Sabíamos en estos días de la dimisión “forzada” de la consejera de educación de la comunidad de Madrid. Lucía Figar se va, a Lucía Figar la echan… qué más da. El caso es que su directa o indirectamente algo tiene que contarle al juez sobre el tema de la corrupción descubierta en la red púnica. Porque eso, y no otra cosa, es lo que significa estar “imputado” tal y como están empeñados en recordarnos desde diferentes medios. Me importa un pimiento que al final esté implicada o no en la red. Al margen de que se haya beneficiado de su cargo, lo cierto es que ha corrompido el sistema público de educación madrileña. Un delito y un daño social que sin duda es mucho mayor que el apropiarse indebidamente de lo que no es suyo. Importa bien poco cuál sea su futuro judicial, cuando el panorama que ha dejado detrás de sus años de gestión se resumen en una sola palabra: antipolítica. Es una de las paradojas de un liberalismo mal entendido: a menudo sus políticos son antipolíticos. Y terminan dejándolo todo destrozado.

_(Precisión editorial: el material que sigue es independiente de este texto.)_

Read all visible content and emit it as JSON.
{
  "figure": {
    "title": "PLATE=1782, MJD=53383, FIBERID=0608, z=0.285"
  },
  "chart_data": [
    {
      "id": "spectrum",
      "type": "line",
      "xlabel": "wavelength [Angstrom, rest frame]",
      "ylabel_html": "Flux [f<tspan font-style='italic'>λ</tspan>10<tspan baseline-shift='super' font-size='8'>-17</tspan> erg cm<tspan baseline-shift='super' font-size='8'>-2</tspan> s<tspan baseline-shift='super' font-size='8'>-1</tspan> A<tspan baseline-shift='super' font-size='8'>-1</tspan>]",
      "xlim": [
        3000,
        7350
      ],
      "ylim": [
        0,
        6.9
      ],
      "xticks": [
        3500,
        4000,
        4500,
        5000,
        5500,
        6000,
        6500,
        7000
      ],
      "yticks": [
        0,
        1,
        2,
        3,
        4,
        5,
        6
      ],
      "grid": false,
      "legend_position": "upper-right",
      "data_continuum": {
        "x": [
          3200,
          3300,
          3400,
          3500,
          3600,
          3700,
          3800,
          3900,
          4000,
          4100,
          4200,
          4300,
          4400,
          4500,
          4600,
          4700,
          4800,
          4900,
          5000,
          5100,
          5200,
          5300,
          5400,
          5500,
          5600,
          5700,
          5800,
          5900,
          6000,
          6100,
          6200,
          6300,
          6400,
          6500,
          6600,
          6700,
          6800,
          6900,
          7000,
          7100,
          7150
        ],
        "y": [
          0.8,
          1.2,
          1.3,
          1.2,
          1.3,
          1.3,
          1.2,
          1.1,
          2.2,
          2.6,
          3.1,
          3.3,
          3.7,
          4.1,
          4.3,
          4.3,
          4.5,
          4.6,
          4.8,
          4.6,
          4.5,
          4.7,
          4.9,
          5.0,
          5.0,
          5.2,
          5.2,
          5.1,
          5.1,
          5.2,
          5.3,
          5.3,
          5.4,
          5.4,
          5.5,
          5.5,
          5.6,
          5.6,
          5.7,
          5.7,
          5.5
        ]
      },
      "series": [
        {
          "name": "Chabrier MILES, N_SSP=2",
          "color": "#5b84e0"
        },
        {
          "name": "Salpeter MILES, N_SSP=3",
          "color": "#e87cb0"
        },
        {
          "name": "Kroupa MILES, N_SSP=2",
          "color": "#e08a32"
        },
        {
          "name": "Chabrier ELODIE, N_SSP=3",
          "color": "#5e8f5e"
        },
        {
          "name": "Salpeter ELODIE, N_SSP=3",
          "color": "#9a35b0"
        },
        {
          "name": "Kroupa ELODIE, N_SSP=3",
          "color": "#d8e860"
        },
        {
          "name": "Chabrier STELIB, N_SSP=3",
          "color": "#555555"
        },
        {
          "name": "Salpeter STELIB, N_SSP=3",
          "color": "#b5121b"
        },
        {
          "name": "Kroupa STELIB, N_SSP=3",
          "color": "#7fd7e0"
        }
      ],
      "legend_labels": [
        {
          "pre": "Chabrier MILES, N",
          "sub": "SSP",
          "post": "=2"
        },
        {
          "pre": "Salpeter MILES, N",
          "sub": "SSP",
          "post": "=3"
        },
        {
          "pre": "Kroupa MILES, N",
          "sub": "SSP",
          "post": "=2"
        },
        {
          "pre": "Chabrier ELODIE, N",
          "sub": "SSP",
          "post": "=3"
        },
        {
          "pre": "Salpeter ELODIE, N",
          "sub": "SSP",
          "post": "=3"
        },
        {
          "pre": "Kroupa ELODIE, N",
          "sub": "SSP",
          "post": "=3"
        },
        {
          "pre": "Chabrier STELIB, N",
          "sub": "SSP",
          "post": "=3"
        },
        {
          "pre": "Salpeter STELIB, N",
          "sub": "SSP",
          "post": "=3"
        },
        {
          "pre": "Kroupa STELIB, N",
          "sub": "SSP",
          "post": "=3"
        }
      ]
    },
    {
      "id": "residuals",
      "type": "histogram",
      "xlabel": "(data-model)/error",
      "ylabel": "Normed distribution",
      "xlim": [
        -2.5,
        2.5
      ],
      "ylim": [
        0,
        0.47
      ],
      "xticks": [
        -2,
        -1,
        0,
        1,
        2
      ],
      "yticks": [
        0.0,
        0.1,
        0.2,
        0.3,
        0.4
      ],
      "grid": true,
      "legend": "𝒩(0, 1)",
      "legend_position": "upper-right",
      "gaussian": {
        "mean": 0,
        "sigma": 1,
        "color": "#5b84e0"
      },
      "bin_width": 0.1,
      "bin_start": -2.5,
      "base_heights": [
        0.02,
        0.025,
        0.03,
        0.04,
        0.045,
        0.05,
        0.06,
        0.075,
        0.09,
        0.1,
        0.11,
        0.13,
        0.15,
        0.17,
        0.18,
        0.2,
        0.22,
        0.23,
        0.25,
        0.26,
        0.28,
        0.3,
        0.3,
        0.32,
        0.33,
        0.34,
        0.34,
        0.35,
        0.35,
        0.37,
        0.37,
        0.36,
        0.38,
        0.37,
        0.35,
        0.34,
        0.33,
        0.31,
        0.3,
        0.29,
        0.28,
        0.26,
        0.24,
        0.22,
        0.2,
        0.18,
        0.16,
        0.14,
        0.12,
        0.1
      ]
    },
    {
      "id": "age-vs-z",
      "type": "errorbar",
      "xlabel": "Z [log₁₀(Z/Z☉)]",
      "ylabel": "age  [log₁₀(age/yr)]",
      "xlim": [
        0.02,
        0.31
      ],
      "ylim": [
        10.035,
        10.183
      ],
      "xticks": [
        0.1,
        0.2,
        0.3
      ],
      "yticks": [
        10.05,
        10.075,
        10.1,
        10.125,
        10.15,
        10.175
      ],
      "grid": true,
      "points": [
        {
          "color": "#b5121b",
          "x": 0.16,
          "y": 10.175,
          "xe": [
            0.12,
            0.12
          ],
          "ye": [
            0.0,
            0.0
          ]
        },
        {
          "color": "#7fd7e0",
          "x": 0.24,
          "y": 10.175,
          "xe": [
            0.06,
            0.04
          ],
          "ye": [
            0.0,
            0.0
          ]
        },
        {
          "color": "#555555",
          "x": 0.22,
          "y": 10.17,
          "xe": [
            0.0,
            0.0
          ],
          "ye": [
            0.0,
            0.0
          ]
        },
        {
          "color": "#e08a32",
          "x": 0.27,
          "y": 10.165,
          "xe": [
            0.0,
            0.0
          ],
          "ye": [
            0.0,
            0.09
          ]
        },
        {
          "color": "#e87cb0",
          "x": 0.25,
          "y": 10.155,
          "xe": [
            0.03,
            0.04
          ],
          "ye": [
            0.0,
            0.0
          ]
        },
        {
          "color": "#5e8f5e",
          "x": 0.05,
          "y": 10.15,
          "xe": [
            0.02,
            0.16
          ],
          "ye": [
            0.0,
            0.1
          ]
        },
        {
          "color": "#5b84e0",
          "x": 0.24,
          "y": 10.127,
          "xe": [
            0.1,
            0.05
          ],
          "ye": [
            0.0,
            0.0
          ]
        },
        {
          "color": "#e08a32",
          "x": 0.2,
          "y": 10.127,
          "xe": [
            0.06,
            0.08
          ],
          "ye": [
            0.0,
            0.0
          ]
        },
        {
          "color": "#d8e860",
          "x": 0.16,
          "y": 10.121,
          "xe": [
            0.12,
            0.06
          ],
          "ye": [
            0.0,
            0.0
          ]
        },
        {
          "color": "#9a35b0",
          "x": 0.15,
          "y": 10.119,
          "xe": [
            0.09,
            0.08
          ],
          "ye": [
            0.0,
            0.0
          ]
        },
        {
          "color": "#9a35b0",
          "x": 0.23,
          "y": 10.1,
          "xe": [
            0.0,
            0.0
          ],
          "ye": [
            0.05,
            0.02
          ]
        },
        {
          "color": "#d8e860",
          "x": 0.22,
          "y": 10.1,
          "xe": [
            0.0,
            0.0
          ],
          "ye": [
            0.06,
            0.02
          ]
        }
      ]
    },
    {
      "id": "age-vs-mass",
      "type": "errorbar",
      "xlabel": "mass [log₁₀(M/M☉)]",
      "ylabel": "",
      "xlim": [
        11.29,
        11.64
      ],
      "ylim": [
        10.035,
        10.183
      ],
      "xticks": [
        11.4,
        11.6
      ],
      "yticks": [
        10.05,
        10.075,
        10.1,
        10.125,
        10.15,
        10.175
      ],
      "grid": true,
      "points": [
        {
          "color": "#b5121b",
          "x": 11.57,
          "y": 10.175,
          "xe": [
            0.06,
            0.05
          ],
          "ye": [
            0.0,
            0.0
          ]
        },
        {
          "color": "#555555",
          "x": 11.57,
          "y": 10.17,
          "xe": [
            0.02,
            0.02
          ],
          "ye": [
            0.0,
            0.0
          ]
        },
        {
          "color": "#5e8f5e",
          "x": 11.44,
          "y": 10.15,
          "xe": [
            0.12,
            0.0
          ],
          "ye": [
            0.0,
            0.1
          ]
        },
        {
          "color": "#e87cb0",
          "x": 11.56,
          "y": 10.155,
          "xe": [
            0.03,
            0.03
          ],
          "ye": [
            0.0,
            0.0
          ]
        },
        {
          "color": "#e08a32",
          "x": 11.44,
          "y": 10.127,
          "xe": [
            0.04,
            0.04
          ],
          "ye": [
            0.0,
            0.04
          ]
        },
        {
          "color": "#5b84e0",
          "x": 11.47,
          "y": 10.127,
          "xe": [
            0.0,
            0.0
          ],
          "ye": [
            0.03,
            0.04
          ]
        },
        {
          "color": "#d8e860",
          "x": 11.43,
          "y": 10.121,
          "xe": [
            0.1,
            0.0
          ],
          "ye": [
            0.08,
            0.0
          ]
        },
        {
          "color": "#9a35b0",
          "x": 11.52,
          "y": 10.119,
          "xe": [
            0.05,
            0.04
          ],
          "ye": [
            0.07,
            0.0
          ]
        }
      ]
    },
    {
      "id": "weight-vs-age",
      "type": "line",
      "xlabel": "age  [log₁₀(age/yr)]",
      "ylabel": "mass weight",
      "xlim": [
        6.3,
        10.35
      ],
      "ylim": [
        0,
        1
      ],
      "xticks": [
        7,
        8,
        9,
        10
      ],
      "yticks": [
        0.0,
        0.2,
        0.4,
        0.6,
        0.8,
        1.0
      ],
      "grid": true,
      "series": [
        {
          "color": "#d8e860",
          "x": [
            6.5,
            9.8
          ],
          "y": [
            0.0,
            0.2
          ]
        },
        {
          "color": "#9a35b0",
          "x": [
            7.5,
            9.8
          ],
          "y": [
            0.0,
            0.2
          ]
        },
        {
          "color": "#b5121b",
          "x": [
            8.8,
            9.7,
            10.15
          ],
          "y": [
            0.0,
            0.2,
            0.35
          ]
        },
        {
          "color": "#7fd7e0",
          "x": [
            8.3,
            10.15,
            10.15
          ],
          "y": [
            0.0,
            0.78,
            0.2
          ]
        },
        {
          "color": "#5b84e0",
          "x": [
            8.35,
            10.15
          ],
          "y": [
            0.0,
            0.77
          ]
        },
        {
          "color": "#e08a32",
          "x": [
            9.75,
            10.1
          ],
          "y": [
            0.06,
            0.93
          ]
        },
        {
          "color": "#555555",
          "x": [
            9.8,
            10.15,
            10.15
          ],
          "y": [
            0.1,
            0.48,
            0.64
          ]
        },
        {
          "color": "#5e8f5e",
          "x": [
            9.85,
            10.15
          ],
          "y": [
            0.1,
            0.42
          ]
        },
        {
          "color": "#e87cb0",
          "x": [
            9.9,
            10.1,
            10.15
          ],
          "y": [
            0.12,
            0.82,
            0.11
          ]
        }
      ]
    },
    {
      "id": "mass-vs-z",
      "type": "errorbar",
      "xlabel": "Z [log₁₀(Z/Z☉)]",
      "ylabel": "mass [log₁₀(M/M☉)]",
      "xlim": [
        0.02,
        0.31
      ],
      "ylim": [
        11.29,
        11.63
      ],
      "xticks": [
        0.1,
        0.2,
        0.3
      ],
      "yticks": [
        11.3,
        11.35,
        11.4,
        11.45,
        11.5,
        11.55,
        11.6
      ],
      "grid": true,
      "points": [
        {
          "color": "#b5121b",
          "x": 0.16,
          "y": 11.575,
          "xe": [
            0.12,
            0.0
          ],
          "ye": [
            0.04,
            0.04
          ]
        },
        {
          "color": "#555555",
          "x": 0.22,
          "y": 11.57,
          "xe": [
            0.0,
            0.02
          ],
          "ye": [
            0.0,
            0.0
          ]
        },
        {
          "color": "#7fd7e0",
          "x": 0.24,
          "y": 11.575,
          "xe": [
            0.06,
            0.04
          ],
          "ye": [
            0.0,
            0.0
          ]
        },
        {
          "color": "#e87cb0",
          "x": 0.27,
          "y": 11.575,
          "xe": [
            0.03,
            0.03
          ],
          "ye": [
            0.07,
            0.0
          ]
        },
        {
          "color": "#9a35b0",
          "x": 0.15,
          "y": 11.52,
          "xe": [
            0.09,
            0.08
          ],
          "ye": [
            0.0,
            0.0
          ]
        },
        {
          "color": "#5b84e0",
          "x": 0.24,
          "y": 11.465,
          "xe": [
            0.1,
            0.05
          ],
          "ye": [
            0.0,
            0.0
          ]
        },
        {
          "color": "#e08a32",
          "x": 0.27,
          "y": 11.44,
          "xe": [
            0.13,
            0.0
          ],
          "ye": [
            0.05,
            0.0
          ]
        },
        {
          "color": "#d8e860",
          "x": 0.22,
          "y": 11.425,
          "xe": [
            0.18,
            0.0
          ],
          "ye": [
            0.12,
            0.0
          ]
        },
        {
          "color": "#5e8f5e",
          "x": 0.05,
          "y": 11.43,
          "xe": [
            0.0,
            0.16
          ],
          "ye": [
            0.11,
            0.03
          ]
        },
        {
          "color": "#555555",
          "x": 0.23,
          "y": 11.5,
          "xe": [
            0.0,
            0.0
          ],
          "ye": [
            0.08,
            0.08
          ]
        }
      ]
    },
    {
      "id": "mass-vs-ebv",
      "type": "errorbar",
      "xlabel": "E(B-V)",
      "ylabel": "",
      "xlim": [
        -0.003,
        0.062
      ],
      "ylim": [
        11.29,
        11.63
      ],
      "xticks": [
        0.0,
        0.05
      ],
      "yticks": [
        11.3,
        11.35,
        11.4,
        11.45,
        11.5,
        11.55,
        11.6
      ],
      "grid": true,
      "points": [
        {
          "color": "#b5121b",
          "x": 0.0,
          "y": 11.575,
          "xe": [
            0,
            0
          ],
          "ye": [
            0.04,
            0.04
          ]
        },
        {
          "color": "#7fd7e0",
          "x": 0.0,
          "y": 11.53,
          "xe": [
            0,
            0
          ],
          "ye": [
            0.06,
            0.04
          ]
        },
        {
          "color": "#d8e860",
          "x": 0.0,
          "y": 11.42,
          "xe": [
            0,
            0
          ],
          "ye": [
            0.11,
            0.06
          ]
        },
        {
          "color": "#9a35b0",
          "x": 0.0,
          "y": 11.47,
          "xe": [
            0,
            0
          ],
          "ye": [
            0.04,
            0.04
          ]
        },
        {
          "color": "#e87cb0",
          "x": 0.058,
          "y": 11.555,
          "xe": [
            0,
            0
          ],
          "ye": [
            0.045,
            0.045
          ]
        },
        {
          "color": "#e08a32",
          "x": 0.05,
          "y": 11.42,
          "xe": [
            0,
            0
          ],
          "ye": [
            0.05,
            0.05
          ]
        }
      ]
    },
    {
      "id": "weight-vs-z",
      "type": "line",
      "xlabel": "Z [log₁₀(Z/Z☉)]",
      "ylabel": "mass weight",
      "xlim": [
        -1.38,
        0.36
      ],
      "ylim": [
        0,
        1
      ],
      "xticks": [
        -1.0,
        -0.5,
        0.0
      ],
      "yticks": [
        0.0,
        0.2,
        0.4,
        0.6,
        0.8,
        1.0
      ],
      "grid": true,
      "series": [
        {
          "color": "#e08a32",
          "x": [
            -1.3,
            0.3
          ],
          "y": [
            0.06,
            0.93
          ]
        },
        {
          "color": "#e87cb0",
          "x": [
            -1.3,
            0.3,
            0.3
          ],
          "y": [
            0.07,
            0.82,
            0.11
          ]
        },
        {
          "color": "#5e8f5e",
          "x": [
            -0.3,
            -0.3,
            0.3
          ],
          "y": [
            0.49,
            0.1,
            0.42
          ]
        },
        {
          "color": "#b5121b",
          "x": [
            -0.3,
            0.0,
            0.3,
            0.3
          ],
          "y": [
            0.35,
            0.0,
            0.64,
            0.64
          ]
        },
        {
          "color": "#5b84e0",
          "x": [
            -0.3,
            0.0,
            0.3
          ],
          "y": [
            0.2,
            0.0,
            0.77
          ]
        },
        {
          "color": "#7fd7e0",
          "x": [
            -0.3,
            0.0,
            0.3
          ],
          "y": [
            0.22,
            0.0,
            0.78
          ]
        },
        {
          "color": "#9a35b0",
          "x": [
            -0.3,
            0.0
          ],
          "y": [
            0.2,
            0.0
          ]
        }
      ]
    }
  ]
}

A juzgar por lo que cuentan compañeros de Madrid y diversos medios de comunicación, los logros de la imputada se resumen en: recortes en personal, aumento de ratios, bilingüismo sin ton ni son, presumir de calidad y excelencia y… ¡privatización!. Lo demás será todo lo discutible que se quiera, pero esto último es imperdonable en un político. Casualmente, le ha tocado gobernar la educación en un tiempo que requería de la construcción de nuevos centros educativos. Nuevos barrios, nuevas zonas residenciales y ciudades que han seguido crecienco en alguna de sus partes. Y en muchos de estos casos, se ha preferido “dar facilidades” a orghanizaciones religiosas o iniciativas privadas antes de construir centros públicos. En esto consiste la antipolítica: quien gestiona lo público renuncia a que el servicio en cuestión siga siendo público. Prefiere una subcontrata, sea por motivos ideológicos o económicos, a tomar la iniciativa de la educación.
El estado tiene que encargarse de la educación de los ciudadanos. Esta idea tan sencilla hunde sus raíces en Grecia y encuentra en Platón y Aristóteles a unos de sus primeros defensores. Debería ser obligatorio que allí donde hay un fuerte crecimiento demográfico y una demanda real de un centro educativo, el estado tomara la iniciativa de garantizar una oferta sólida y permanente en el tiempo. Y cualquier otra fórmula es negar la esencia de lo que es política en su sentido más noble: atender al bien común. La gestión de la ya dimitada consejera ha hecho precisamente esto: dejadez de funciones. Permitir que eduquen otros. Facilitar que sean otros los que asuman la tarea. A nadie se le ocurre que un profesor de un centro educativo subcontrate a otro profesor en paro por la mitad de sueldo: quien esto haga estaría dejando de cumplir sus obligaciones. Sin imbargo asistimos impávidos a gestiones públicas que consisten en la antigestión, y permitimos que quien debería organizar la educación de una comunidad autónoma deje de hacerlo, dejando en manos de no se sabe bien qué organizaciones e intereses esta tarea. A ver quién le da la vuelta ahora a la tortilla, cuando ya se han hecho una serie de concesiones y se han otorgado unos derechos. Un daño social y educativo que se dejará notar durante décadas.